发明名称 Performing sentiment analysis on microblogging data, including identifying a new opinion term therein
摘要 There is provided a computer-implemented method of performing sentiment analysis. An exemplary method comprises performing a first sentiment analysis on microblogging data based on a method using an opinion lexicon. The method also includes training a classifier using training data from the first sentiment analysis. Additionally, the method includes identifying a new opinion term in the microblogging data by performing a statistical test. The new opinion terms are not in the opinion lexicon. The method also includes identifying new microblogging data based on the new opinion term. Further, the method includes performing a second sentiment analysis on the new microblogging data using the classifier.

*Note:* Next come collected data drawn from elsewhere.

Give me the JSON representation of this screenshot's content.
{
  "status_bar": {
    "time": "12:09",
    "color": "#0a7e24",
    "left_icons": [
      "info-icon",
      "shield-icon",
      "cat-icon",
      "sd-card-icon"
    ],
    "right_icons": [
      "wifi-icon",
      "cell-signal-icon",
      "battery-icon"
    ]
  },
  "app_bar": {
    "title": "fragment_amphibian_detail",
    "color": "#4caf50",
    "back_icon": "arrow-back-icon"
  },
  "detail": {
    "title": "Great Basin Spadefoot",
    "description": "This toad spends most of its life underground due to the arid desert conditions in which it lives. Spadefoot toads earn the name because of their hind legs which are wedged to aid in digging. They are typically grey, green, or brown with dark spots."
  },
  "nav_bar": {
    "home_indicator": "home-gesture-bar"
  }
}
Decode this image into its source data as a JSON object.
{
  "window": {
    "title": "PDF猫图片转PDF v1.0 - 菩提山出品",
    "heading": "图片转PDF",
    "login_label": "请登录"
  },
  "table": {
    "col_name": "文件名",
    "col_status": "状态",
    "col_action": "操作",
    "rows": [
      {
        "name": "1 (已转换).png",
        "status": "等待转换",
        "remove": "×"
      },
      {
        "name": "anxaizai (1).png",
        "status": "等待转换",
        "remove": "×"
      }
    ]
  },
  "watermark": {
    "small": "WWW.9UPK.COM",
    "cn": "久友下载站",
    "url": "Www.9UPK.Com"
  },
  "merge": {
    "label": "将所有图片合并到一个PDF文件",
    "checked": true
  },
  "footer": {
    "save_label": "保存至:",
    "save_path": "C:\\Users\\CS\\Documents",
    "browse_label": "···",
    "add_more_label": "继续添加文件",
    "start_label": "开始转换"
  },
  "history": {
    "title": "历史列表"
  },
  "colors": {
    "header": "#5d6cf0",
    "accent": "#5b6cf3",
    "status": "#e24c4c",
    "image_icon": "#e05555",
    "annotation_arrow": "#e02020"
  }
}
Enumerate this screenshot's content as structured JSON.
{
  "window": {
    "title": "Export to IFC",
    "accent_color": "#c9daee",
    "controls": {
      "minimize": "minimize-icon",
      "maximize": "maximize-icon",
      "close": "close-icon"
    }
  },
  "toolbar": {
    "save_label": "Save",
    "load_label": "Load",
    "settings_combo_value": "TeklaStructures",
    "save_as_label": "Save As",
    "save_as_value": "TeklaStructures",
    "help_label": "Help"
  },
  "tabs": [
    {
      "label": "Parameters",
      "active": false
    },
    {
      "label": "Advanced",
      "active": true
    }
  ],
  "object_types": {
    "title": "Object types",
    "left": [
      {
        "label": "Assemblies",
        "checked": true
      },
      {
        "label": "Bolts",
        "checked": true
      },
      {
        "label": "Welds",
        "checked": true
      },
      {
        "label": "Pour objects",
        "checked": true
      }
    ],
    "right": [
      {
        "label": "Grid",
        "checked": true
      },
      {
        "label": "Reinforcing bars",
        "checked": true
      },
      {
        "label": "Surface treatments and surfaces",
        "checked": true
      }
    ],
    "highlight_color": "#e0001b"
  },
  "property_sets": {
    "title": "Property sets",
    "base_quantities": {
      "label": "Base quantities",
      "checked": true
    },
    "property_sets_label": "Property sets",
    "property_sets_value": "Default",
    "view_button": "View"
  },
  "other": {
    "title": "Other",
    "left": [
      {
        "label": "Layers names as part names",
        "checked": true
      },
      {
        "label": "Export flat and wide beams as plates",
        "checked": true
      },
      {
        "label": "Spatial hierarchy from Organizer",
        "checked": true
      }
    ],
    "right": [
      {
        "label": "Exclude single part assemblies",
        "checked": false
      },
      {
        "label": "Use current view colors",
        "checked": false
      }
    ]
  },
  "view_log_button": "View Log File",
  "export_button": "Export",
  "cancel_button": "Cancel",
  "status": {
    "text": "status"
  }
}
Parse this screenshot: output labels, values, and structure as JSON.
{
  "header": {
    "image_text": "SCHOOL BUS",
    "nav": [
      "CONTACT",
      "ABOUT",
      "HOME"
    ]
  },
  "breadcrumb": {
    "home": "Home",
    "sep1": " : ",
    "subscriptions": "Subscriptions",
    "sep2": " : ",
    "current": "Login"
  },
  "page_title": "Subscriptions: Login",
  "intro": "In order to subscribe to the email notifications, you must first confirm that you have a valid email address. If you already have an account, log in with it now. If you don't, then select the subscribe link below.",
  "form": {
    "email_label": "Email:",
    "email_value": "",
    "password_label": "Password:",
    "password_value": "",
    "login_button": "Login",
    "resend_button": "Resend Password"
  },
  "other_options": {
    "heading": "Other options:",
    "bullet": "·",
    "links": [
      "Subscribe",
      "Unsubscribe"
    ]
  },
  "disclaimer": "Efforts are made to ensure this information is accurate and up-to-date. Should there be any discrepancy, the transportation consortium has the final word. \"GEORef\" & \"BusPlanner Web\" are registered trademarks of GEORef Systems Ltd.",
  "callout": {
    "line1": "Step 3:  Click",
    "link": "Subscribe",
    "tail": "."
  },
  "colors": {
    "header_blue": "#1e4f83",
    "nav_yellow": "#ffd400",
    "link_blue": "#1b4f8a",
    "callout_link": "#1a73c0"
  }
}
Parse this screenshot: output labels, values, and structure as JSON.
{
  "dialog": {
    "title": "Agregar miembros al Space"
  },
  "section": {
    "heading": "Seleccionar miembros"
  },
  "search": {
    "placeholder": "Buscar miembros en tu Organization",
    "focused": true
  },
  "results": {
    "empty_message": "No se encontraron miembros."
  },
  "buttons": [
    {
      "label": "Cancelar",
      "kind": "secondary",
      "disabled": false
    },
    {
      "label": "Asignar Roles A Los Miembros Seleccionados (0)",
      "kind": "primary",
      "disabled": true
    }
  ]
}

申请公布号 US9275041(B2) 申请公布日期 2016.03.01
申请号 US201113280031 申请日期 2011.10.24
申请人 Hewlett Packard Enterprise Development LP 发明人 Ghosh Riddhiman;Zhang Lei;Dekhil Mohamed E.;Liu Bing
分类号 G06F17/27;G06F17/30;G06Q30/02;G06N99/00 主分类号 G06F17/27
代理机构 代理人 Dryja Michael A.
主权项 1. A computer-implemented method of performing sentiment analysis, comprising: performing a first sentiment analysis on microblogging data based on a method using an opinion lexicon that includes non-domain-specific opinion terms, to generate first training data; training a classifier using the first training data; identifying a new opinion term in the microblogging data, by performing a statistical test on results of the first sentiment analysis on the microblogging data, wherein the new opinion term is domain-specific to the microblogging data and is not in the opinion lexicon; adding the new opinion term to the opinion lexicon to grow the opinion lexicon so that the opinion lexicon includes domain-specific opinion terms; identifying new microblogging data other than the microblogging data on which the first sentiment analysis has been performed, based on the opinion lexicon to which the new opinion term has been added; performing a second sentiment analysis on the new microblogging data using the classifier to generate second training data; and retraining the classifier as has been trained using the first training data, using the second training data to improve the classifier.
地址 Houston TX US